Thursday, June 15, 2000

Inflation bump less than feared


But gas costs up since study done

By Jeannine Aversa
The Associated Press

        WASHINGTON — Consumer inflation edged up a smaller-than-expected 0.1 percent in May as lower costs for gasoline helped blunt the biggest jump in food prices in more than 18 months.

        Still, a new survey by the Federal Reserve found scattered signs of “worsening price inflation.”

        The tiny advance in the Consumer Price Index, the most closely watched inflation gauge, came after consumer prices showed no change in April, the Labor Department said Wednesday.

        Economists believed that the report based on surveys taken early in the month did not capture energy price increases, particularly for gasoline, that came later in May.
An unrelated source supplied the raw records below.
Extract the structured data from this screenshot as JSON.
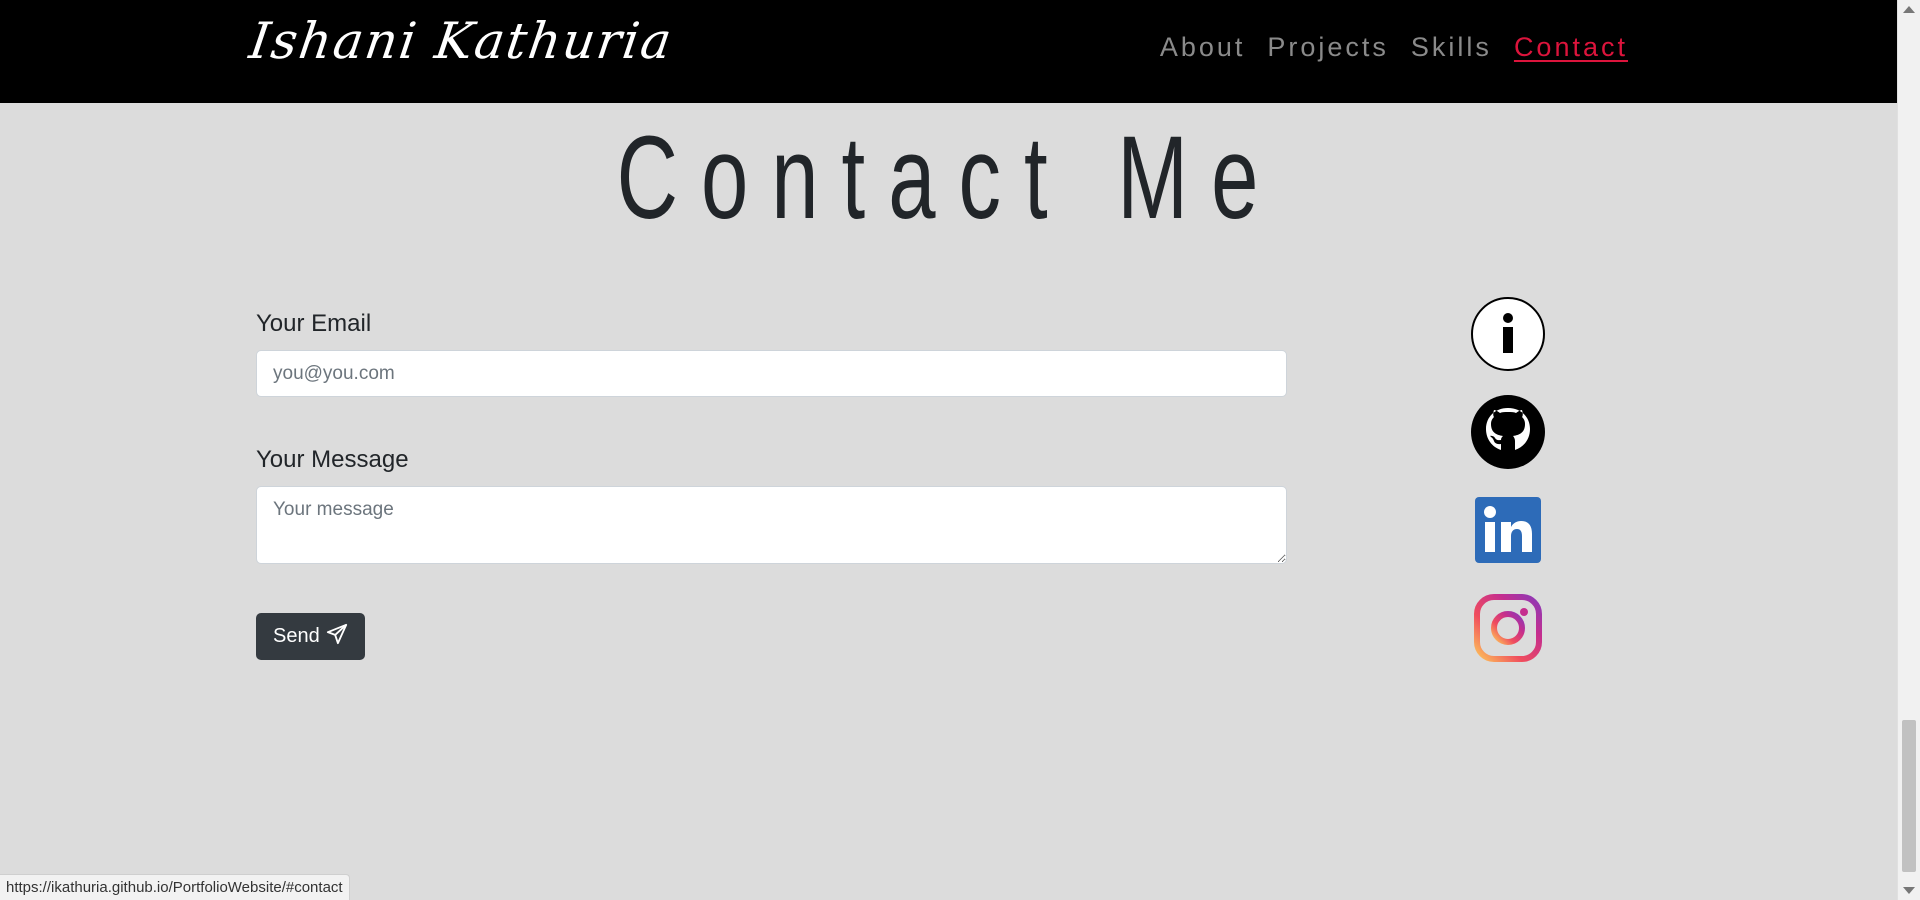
{
  "navbar": {
    "brand": "Ishani Kathuria",
    "links": [
      "About",
      "Projects",
      "Skills",
      "Contact"
    ],
    "active": "Contact"
  },
  "heading": "Contact Me",
  "form": {
    "email_label": "Your Email",
    "email_placeholder": "you@you.com",
    "message_label": "Your Message",
    "message_placeholder": "Your message",
    "send_label": "Send"
  },
  "social": [
    {
      "icon": "info-icon"
    },
    {
      "icon": "github-icon"
    },
    {
      "icon": "linkedin-icon"
    },
    {
      "icon": "instagram-icon"
    }
  ],
  "status_url": "https://ikathuria.github.io/PortfolioWebsite/#contact",
  "colors": {
    "navbar_bg": "#000000",
    "active_link": "#dc143c",
    "page_bg": "#dcdcdc",
    "button_bg": "#343a40"
  }
}
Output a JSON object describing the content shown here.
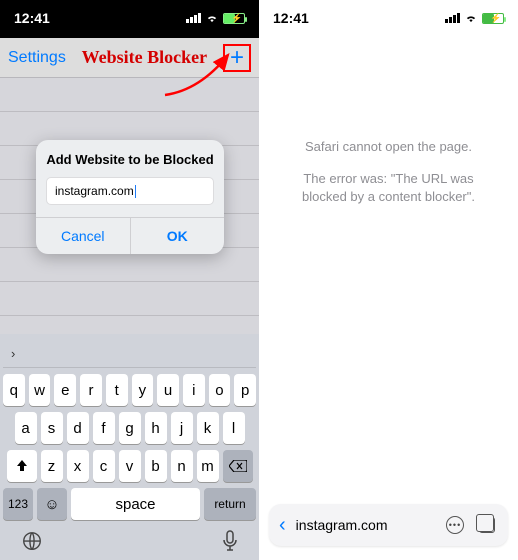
{
  "statusbar": {
    "time": "12:41"
  },
  "left": {
    "nav": {
      "settings": "Settings",
      "annotation": "Website Blocker"
    },
    "alert": {
      "title": "Add Website to be Blocked",
      "input_value": "instagram.com",
      "cancel": "Cancel",
      "ok": "OK"
    },
    "keyboard": {
      "row1": [
        "q",
        "w",
        "e",
        "r",
        "t",
        "y",
        "u",
        "i",
        "o",
        "p"
      ],
      "row2": [
        "a",
        "s",
        "d",
        "f",
        "g",
        "h",
        "j",
        "k",
        "l"
      ],
      "row3": [
        "z",
        "x",
        "c",
        "v",
        "b",
        "n",
        "m"
      ],
      "n123": "123",
      "space": "space",
      "ret": "return"
    }
  },
  "right": {
    "msg1": "Safari cannot open the page.",
    "msg2": "The error was: \"The URL was blocked by a content blocker\".",
    "url": "instagram.com"
  }
}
As a result, June's CPI report is likely to show large jumps in gasoline and other energy prices, analysts said.

        Outside of the volatile energy and food categories, the “core” rate of inflation rose for the second month in a row by 0.2 percent in May, matching many analysts' expectations.

        In its survey, the Fed said “indications of worsening price inflation, while not widespread, (were) reported by several districts.” The survey cited higher raw material prices for such things as petroleum-based products, natural gas, metals, paper and some construction materials.

        The survey also said that while the economy grew solidly in April and May, there were “signs of some slowing from the rapid pace earlier in the year.”

        While employers are continuing to report shortages of workers and having difficulty hiring and recruiting people, the Fed said that such labor market tightness has not intensified.

        Also, retailers in Boston, New York, Atlanta, Chicago, Kansas City and San Francisco said wage inflation had not shown up in higher product prices.

        The survey, compiled from reports from its 12 regional banks, will be used when Fed policy-makers meet June 27-28 to review their stance on interest rates. The report was based on information collected before June 6.

        Since last June, the central bank has raised interest rates six times to slow the speeding economy and keep inflation under control.

        Some recent economic reports also have suggested the economy is slowing. While economists have offered mixed opinions on whether the Fed will push up rates again later this month, a growing number believe the odds are greater that the Fed will stay on the sidelines. They cited the CPI report as bolstering their case.

        On Wall Street, the Dow Jones was up 53 points, but the Nasdaq lost 40 in afternoon trading.